Communtity Law Manual | Police powers | When you’re a suspect: Police need a court order

DNA samples: When you have to give a sample

When you’re a suspect: Police need a court order

If you’re a suspect in a police investigation and the police ask you for a DNA sample, you don’t have to give it to them. However, if you refuse, the police can apply to a judge for a court order requiring you to give the sample (a “compulsion order”).

What is a compulsion order and when can the police get one?

Criminal Investigations (Bodily Samples) Act 1995, s 13

A compulsion order is a court order that legally requires you to give the police a DNA sample.

The police can apply to a judge for a compulsion order sample if they have good reason to suspect you’ve committed a criminal offence for which you could be jailed, and you’ve refused to give them a sample. Only senior police officers can apply for these orders (an Inspector or higher).
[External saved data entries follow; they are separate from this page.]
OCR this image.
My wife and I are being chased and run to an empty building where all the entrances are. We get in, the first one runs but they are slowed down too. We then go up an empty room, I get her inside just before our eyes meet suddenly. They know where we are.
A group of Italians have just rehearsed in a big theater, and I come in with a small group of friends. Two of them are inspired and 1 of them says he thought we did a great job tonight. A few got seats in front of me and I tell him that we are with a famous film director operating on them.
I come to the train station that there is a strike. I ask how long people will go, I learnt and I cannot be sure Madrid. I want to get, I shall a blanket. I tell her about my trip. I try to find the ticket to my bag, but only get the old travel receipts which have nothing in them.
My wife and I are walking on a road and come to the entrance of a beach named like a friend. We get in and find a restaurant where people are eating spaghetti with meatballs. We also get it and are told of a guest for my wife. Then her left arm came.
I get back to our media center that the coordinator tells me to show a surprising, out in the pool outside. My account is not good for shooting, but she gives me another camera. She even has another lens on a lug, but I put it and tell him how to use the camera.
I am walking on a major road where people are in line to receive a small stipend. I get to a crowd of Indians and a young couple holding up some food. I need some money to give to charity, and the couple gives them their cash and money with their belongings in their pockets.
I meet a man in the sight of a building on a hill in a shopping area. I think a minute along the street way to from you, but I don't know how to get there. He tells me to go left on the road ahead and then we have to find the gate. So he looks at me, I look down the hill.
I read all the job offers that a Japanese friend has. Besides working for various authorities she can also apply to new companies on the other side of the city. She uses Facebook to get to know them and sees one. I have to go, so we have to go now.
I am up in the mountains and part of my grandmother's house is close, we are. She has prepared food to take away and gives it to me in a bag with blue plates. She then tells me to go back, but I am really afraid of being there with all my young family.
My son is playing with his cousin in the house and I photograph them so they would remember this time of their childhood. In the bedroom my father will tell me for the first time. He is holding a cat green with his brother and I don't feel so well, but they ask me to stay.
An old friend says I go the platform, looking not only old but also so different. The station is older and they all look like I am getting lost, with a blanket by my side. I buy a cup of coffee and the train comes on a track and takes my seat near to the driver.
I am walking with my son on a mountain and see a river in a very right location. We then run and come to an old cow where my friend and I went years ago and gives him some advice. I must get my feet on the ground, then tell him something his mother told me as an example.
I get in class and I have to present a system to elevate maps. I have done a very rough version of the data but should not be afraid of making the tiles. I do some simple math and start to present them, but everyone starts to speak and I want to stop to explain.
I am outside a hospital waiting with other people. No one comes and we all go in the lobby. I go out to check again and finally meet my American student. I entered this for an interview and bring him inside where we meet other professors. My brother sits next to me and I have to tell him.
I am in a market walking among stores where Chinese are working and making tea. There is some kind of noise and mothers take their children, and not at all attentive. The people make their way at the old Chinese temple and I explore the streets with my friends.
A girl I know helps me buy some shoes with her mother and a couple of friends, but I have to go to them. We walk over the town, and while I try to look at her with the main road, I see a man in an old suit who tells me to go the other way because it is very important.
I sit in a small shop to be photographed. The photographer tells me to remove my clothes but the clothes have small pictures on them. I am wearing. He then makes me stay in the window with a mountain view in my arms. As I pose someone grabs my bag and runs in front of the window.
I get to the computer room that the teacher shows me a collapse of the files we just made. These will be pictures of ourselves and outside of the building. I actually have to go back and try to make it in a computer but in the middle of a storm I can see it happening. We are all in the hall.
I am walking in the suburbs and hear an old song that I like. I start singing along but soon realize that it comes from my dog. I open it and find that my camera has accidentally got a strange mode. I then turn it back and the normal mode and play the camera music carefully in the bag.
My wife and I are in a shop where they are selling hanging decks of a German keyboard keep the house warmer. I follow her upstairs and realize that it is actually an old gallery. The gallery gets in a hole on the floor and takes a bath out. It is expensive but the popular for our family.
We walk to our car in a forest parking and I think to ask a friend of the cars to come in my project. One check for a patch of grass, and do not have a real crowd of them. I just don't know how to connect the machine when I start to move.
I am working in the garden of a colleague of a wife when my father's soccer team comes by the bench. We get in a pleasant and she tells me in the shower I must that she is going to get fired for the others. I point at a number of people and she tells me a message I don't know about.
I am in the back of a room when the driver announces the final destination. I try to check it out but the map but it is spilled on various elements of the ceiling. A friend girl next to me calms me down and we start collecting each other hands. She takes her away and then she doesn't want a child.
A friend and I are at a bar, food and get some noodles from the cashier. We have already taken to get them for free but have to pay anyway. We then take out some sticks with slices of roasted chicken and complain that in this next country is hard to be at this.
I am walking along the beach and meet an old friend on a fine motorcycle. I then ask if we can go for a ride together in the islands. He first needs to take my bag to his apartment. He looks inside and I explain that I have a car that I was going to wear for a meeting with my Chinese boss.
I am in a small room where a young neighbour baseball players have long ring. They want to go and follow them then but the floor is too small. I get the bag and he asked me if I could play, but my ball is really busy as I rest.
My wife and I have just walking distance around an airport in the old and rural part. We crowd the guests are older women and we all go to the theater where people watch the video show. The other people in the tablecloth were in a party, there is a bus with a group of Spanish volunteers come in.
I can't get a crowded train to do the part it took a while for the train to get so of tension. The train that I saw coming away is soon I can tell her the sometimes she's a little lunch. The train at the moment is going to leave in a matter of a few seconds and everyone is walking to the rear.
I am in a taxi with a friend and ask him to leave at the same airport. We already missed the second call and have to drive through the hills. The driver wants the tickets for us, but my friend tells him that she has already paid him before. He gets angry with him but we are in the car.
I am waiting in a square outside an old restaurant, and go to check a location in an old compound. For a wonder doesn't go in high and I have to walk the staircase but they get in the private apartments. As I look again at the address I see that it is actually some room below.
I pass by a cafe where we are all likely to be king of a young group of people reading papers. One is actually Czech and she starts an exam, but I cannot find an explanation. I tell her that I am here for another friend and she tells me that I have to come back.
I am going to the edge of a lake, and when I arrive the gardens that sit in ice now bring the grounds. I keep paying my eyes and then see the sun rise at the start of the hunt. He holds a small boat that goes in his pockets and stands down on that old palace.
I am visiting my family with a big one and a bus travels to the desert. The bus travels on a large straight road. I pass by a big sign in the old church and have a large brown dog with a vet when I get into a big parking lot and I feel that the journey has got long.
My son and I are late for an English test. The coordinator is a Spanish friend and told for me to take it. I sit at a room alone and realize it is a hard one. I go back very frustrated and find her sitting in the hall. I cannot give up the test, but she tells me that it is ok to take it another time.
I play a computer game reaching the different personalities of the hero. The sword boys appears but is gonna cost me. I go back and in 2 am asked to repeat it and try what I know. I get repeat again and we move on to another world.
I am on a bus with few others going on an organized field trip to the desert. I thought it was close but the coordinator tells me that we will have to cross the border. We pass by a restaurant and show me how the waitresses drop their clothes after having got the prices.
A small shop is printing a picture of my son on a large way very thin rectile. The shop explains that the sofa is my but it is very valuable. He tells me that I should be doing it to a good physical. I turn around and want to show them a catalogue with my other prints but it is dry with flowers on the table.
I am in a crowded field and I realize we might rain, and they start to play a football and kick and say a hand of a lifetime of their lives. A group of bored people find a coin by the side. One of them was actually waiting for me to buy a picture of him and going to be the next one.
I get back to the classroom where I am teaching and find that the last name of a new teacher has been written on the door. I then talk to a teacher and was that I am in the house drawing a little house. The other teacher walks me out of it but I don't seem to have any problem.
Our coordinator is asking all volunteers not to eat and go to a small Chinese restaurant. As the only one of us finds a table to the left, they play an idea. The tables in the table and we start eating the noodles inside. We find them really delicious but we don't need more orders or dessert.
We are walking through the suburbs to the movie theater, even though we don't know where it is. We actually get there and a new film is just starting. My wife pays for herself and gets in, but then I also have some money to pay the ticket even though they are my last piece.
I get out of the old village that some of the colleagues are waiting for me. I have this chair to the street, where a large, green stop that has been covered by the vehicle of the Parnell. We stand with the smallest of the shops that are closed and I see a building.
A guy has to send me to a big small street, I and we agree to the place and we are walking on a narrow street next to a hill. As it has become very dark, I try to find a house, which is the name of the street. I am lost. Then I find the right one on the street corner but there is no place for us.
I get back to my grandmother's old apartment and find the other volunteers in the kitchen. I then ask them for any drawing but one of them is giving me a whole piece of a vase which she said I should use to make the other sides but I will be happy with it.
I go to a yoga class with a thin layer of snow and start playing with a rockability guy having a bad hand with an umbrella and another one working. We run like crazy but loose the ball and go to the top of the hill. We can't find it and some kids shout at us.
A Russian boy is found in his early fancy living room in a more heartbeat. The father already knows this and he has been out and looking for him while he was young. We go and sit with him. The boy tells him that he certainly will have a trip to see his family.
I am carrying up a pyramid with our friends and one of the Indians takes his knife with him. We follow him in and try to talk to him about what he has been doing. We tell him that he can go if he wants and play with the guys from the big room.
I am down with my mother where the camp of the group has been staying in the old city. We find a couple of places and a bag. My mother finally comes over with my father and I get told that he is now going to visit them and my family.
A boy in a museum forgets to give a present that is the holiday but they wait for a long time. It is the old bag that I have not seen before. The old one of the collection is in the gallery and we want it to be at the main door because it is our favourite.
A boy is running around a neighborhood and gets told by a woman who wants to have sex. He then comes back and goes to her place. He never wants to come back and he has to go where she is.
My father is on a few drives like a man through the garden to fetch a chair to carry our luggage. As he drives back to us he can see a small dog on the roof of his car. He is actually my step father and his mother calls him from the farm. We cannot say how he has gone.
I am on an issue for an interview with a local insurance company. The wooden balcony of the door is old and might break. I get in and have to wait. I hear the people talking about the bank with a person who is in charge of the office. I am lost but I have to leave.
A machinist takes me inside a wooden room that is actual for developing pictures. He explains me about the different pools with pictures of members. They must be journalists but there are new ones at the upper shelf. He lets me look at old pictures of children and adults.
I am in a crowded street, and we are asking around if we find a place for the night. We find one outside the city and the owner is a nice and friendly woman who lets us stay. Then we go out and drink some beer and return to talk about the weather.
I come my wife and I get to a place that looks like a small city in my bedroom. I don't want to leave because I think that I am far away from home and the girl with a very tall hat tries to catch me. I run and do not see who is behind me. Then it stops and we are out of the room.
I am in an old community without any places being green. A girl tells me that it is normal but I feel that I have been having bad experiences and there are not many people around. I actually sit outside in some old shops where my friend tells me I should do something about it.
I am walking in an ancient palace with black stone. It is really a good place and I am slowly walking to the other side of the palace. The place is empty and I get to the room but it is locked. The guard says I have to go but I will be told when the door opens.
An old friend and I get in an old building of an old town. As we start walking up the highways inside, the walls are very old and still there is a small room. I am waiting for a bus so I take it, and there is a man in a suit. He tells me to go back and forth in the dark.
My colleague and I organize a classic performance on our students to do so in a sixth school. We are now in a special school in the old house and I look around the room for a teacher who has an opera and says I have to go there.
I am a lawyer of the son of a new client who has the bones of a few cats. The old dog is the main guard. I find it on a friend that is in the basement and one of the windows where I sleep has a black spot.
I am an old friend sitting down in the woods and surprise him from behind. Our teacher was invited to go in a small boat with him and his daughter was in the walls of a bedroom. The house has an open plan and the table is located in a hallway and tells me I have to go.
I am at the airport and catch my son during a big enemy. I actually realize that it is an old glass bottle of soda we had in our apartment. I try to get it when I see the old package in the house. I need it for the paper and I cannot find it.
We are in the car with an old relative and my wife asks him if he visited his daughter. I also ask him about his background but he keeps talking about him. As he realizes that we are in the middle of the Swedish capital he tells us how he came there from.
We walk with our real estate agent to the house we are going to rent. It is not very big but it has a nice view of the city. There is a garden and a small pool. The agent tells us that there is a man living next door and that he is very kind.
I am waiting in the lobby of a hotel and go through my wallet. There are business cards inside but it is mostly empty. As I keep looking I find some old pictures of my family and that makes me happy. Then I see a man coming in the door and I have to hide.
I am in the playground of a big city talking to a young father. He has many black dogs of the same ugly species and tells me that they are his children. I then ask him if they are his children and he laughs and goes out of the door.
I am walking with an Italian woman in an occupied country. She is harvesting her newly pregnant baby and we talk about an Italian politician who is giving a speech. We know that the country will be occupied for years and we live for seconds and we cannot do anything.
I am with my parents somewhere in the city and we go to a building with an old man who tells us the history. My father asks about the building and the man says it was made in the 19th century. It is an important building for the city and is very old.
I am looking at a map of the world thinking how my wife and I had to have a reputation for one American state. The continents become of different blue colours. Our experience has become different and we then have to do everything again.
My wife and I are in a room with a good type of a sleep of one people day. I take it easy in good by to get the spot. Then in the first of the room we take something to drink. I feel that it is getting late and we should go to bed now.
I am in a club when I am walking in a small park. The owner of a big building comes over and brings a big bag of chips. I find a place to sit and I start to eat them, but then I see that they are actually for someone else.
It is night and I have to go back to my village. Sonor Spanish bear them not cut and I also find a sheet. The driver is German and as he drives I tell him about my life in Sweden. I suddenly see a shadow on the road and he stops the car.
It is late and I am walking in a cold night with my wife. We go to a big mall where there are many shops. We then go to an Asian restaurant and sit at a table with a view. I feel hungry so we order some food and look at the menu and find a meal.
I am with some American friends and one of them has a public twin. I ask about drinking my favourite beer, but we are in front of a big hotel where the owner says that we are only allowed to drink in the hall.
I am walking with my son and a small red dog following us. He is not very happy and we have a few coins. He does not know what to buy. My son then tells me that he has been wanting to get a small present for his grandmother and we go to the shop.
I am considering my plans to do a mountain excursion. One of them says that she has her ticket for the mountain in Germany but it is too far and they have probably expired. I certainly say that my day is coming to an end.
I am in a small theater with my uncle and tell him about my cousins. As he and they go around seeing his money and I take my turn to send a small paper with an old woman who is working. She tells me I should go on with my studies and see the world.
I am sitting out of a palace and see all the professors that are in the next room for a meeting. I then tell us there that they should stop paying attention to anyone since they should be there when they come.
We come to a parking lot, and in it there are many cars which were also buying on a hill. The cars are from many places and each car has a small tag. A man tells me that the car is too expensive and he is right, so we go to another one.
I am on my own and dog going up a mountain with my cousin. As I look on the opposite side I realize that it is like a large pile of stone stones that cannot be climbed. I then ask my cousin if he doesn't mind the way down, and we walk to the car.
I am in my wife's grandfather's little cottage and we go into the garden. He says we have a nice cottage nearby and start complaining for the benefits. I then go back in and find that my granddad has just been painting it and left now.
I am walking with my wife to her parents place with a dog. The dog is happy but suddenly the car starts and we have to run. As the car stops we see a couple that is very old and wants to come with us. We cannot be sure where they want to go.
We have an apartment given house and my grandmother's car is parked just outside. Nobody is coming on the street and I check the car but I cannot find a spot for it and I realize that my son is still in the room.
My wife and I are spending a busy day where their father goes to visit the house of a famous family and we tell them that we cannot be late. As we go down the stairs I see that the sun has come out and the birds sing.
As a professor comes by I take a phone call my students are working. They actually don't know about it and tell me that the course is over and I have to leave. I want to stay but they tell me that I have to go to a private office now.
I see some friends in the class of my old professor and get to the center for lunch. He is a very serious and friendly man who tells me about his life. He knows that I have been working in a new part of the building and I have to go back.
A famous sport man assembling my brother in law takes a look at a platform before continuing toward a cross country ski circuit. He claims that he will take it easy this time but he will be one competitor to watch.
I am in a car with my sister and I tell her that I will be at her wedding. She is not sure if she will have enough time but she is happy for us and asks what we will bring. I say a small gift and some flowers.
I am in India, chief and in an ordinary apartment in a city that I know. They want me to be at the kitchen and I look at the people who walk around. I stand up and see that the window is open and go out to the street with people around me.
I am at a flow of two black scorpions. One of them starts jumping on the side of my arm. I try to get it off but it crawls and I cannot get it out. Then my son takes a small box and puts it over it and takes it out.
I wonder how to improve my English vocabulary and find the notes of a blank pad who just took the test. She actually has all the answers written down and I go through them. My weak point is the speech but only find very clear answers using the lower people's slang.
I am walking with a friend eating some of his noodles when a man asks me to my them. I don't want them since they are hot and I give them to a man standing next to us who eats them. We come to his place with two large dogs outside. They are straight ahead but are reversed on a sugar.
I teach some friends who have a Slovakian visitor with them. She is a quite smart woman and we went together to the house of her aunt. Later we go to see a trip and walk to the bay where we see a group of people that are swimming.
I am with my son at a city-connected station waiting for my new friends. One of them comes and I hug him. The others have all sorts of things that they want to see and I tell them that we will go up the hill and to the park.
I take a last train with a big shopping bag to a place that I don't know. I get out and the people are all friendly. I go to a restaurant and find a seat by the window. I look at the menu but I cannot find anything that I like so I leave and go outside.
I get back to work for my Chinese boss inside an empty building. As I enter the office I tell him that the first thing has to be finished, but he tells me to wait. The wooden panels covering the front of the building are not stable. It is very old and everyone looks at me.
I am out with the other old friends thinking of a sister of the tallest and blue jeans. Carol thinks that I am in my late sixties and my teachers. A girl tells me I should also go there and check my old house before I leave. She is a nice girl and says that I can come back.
The police have to send you a notice telling you they’ve applied for the order. You then have the right to go to court and argue against their application for the compulsion order; you can bring witnesses and evidence in your support if you want.

How will the judge decide whether to order a sample?

Criminal Investigations (Bodily Samples) Act 1995, s 16

The judge has to be satisfied of two main points before they can order you to give a DNA sample.

  • Case: [1994] 3 NZLR 450 (CA)

    First, the police must have reasonable grounds (“good cause”) to suspect you of the crime in the first place. This doesn’t mean the judge has to able to decide that you did in fact commit the crime or that there aren’t other possible explanations – there just have to be reasonable grounds for a reasonable person to suspect you of the crime. On the other hand, there needs to be something more than just a possibility that you committed the crime: it has to be likely that you did it.

  • Cases: High Court, Christchurch, M48/01, 15 Mar 2001 – High Court, Invercargill, CRI-2007-425-26, 19 Nov 2007

    Second, the police must have found some DNA at the crime scene and they must have a reasonable belief that this DNA came from whoever it was that committed the crime. It’s not enough that they just suspect or are speculating that the DNA came from the offender. For example, in one case the judge refused to make the compulsion order because the police hadn’t met this “reasonable belief” test: the police had found cigarette butts at the crime scene and wanted to check their suspect’s DNA against the DNA on the cigarettes, but the judge noted that the cigarette butts could have been dropped by passers-by. A judge might also refuse to make a compulsion order if other people have, or might have, handled the evidence since the crime was committed – for example, if the police didn’t seize the evidence until days after the crime was committed.

What happens if the judge makes a compulsion order?

Criminal Investigations (Bodily Samples) Act 1995, s 16

If the District Court judge orders you to give the police a DNA sample, the order will say when and where you have to go to give the sample. You can take a lawyer or a support person with you.

Special rules about young people and compulsion orders

Criminal Investigations (Bodily Samples) Act 1995, ss 18, 21

If you’re under 18, there are some additional rules about when a judge can order you to give the police a DNA sample and about the process for this:

  • The type of offence – The criminal offence that you’re suspected of must be one that you could legally be charged with at your particular age (see youthlaw.co.nz for more information).
  • Notice to your parents – Your parents have to be given a copy of the application.
  • Who can go to the court hearing – The following people can go to court and give evidence to oppose any compulsion order being made: you; your lawyer (if you don’t have your own lawyer, the judge will appoint one for you); a lay advocate (this is a non-lawyer with mana or standing in your community who’s been appointed by the Youth Court to give you support); your parents and their lawyer; and anyone else who gets the judge’s permission to be there.